Cela fait maintenant quelques années que je suis l'actualité musicale d'Anna Ternheim : j'ai écouté tous ses disques toujours avec un plaisir immense et s'est imposée peu à peu comme une chouchoute. Si au départ je n'ai pas eu le coup de foudre, je me suis attachée à sa musique sombre et finement écrite, à sa voix qui caresse les oreilles et touche l'âme. Ce n'est pas le genre d'artiste qui s'impose dans un coup d'éclat (un peu à l'image d'Ane Brun qui peut paraître, au premier abord, un peu trop sobre) : elle s'installe, elle s'insinue avec douceur dans le quotidien et puis on ne peut plus s'en passer. Finalement, c'est très bien ainsi car les feux de paille sont souvent éphémères. Quand en septembre, j'ai entendu dans la version acoustique What I Have Done, j'ai eu les tripes remuées, j'ai adoré sublimer cette chanson avec ses arrangements minimalistes mais si sophistiqués avec ses notes de piano fracassantes et cette profondeur dégagée par l'interprétation d'Anna, j'ai su que cet album n'allait pas me rendre insensible.

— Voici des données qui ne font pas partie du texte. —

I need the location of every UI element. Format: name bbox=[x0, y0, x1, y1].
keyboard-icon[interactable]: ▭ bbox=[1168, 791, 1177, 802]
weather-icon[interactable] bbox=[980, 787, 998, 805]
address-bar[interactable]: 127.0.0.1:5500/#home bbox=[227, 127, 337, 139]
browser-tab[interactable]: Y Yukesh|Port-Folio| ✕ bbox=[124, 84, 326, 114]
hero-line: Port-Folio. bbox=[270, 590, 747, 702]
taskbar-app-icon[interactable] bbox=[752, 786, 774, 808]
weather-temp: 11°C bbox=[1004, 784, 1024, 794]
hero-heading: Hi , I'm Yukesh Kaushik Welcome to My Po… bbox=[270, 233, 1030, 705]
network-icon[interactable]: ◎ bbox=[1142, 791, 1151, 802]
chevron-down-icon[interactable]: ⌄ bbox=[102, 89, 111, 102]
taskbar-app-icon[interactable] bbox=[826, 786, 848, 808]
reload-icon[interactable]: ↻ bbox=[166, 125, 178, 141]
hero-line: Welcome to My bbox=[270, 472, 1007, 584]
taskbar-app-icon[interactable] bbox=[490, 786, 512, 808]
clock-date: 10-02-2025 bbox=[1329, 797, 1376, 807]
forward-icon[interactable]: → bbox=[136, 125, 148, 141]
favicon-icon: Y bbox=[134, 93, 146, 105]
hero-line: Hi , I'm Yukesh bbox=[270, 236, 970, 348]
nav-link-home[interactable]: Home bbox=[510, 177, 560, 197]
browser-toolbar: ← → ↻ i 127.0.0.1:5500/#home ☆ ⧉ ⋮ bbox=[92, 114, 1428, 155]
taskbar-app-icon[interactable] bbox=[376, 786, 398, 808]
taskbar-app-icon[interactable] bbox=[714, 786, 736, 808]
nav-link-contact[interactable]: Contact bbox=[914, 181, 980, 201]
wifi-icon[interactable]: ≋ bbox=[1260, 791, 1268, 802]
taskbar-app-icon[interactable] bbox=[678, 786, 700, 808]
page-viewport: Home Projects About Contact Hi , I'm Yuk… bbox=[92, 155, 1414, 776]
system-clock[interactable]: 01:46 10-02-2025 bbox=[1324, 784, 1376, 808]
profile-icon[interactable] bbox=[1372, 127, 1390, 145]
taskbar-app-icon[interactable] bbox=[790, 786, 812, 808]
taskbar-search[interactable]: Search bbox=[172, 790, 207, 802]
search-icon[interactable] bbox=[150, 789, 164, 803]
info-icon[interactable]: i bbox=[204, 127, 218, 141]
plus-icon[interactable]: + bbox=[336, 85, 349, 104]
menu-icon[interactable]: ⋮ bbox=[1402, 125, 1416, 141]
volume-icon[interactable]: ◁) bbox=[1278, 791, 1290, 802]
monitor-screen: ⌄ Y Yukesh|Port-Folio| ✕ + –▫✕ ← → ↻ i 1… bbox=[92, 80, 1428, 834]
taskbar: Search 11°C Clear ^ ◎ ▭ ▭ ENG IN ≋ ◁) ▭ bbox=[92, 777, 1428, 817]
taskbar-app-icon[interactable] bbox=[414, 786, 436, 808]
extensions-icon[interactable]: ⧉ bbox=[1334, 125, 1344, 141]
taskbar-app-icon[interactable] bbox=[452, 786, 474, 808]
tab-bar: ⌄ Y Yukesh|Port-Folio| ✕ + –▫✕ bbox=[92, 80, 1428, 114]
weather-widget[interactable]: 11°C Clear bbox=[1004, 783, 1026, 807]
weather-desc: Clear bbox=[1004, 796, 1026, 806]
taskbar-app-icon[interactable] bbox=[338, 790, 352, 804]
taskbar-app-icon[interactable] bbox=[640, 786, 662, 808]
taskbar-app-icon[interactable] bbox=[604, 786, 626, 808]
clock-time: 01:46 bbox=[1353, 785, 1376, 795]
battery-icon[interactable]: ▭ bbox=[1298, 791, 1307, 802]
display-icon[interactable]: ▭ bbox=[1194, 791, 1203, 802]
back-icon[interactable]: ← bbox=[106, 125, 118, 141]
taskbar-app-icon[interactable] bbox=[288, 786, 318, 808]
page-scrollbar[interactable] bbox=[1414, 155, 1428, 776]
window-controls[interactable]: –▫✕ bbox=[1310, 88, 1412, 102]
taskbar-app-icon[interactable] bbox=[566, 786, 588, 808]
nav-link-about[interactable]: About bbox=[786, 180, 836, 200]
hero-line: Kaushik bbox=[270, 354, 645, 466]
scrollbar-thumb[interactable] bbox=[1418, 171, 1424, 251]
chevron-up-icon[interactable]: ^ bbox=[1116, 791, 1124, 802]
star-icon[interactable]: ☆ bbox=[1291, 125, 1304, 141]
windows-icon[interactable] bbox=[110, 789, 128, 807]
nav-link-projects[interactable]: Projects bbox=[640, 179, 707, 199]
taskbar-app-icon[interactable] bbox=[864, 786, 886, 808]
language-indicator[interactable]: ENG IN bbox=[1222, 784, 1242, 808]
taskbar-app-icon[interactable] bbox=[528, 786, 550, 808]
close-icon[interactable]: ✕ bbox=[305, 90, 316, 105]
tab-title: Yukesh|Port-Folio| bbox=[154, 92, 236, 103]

La version de What I Have Done sur l'album plus élaborée est très différente de cette version acoustique envoûtante. Le rythme du tempo est accéléré, les arrangements de cordes somptueux, le tout est très original (un peu dans la même veine d'une des dernières artistes produites par le même Björn, la pétillante Lykke Li). Et si le résulat peut paraître déroutant par rapport à la premier version et par rapport au travail habituel d'Anna, au final l'élégance complexe de ce morceau en fait un petit chef d'oeuvre. Damaged Ones met en évidence les percussions feutrées et la fluidité du son de ce mid tempo sublime. Terrified allie pop glaciale et influences asiatiques de façon magistrale, Anna à la fois sensuelle et toute en retenue offre un texte et une interprétation sublimes. Un de mes morceaux préférés, à écouter d'urgence. Plus impétueux, le rythme de Let It Rain accroche de suite l'oreille, un magnifique écrin à la fois satiné et bouillonnant qui représente un highlight incontournable de l'album.
My Heart Still Beats s'impose au fil des écoutes comme une somptueuse piste aussi délicate qu'émouvante. Ensorcelant. Par contre, l'effet imédiat de plaisir est dévoilé dès la première écoute sur l'entraînant No, I Don't Remember. Mais cela n'est pas qu'une piste "catchy", de nouveau la belle complexité et sobriété des arrangements lui procurent une parure fastueuse. Plus poétique et acoustique, Summer Rain n'est pas sans rappeler les derniers travaux d'Ane Brun, on ne peut qu'être séduit et enchanté par cette belle ballade. Le sublimement efficace et entêtant Losing You, un de mes titres préférées, représente par excellence une des facettes qu'Anna sait gérer parfaitement : faire rimer pop et qualité. Sur le mélancolique et countrysant Off The Road, Anna offre une interprétation éthérée de toute beauté. Ce morceau intimiste et touchant est particulièrement beau. Le désert du Névada ne doit pas être loin... Black Sunday Afternoon clôt l'album sur une note moriconienne et des arrangements subtils qui touchent à la perfection. Sublime. Époustouflant.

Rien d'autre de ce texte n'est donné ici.